The dire conditions facing masses of black workers today arise out of a sweeping assault on living standards that started in the 1960s and 1970s and was overseen by both Democrats and Republicans, black and white. The advances of the civil rights movement and mass entry of African Americans into industrial work in northern cities during the post-World War II era had just begun to lift sections of that population out of the extreme poverty and oppression of the Jim Crow era. For a short time, some black workers began to share in the rising living standards of the American working class, experiencing modest gains that were won through hard-fought class battles. But the weakening global position of American capitalism led the US ruling class to determine that such concessions were intolerable. While the South, where many blacks lived, remained poor, deindustrialization hammered northern city after city, such as Chicago, Detroit, Milwaukee, Buffalo, Pittsburgh, St. Louis, and Cleveland, which were home to millions of blacks. African American workers shared the fate of their class as a whole: job losses, wage cuts, collapsing property values, the destruction of whole communities.
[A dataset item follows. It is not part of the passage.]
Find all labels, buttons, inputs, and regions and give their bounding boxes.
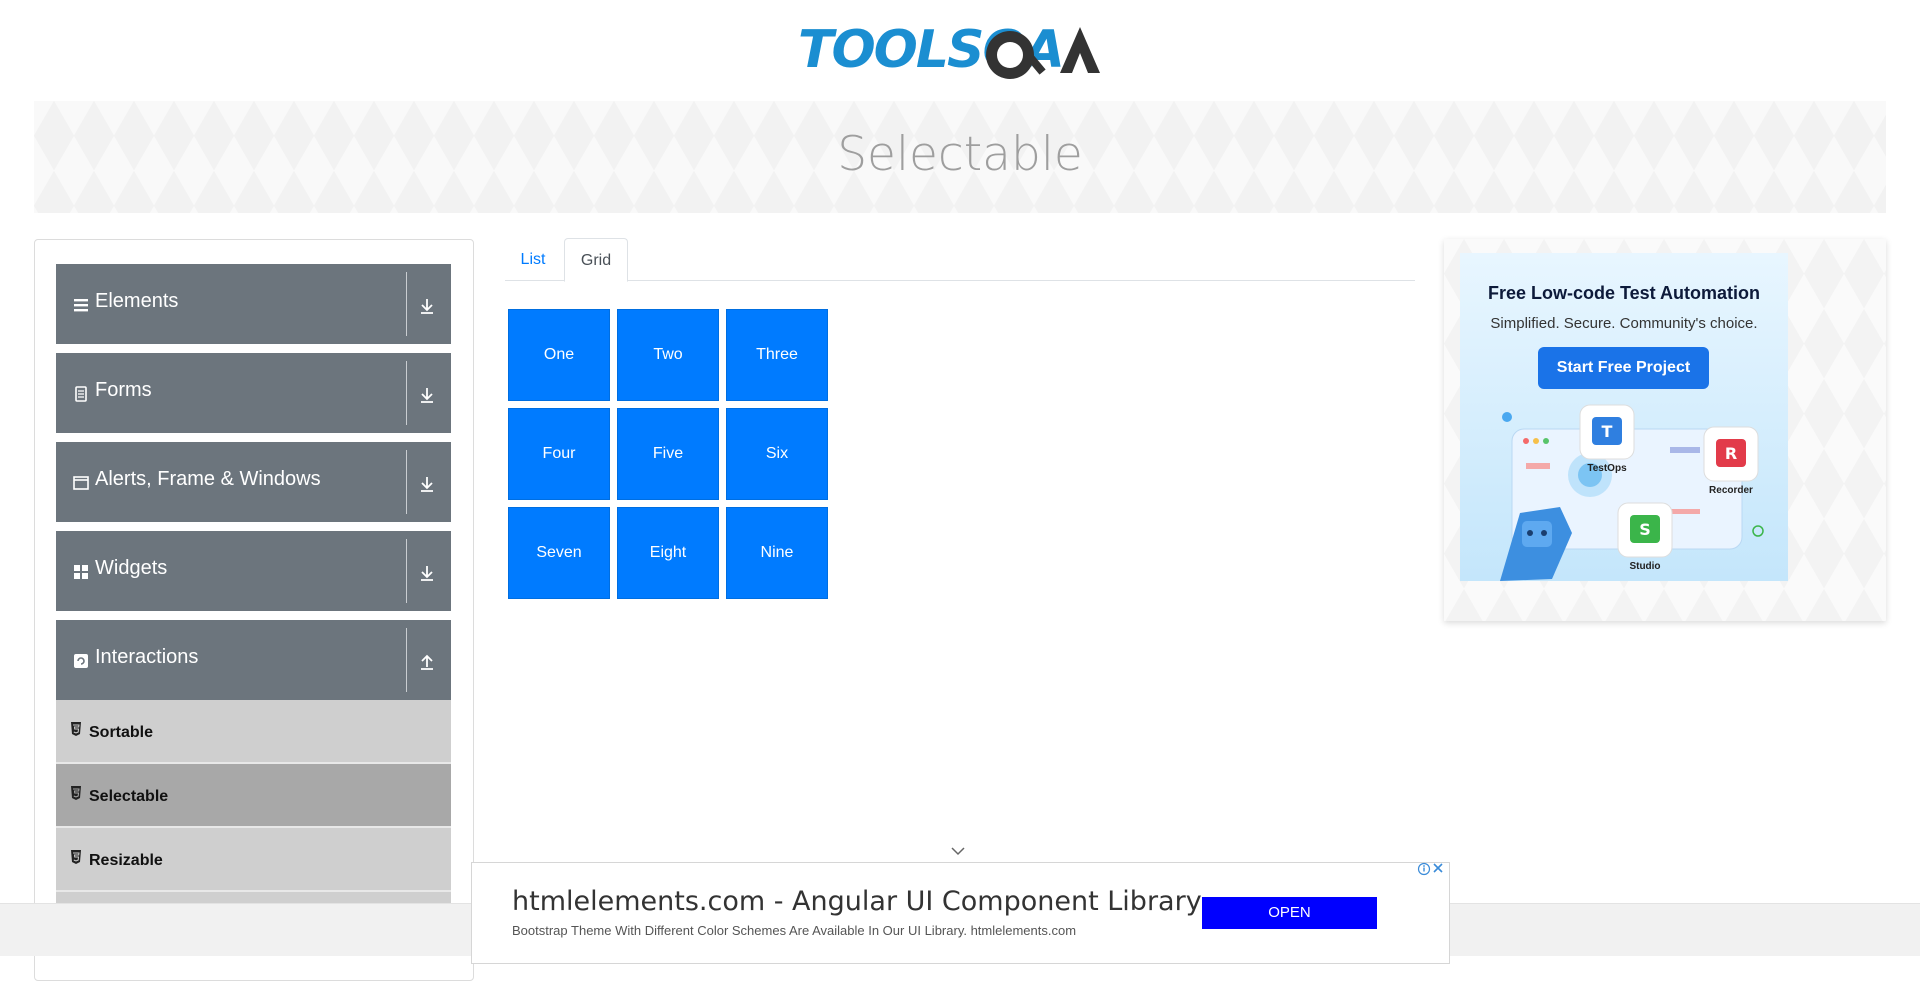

But a narrow layer, including a black elite, shared in the spoils of the wreckage. In the 1970s, as the assault on the working class intensified, affirmative action, “black capitalism,” and “black power” in the form of black mayors, police chiefs, and school boards were part of the thin gruel dished out to the residents of America’s hollowed-out cities. They did nothing for the overwhelming majority of the African American population, but a great deal for a small few. The obsession with the racial wealth gap is intended to obscure these class realities, hide this history, and drown class anger in a toxic swamp of racial hatred.

Social scientists expend incredible effort to suppress the reality of social class. Unlike race, class is not a scientifically false category. It arises objectively from control over the means of production. There are those who own great wealth and those who labor to produce it. But in contemporary American sociology, class is, at best, of tertiary interest, important to the allegedly more decisive categories of “race, gender, and sexuality” only as it “intersects” with them. More often it is treated as essentially meaningless.

Trotsky once explained that behind every social categorization is a political prognosis. Those that insist that universal “white privilege” is the cornerstone of modern American reality demand more racial “equity.” In doing so, they reveal more than they intend to. In the original meaning of the term, to have “equity” means to own stocks. Indeed, this is what they are after. It is to be achieved by impoverishing a section of the white population, ensuring that poor blacks stay poor, and growing the share of total wealth that goes to the African American population at the top. Class inequality is not only to remain untouched, it is to be defended, deepened, and expanded.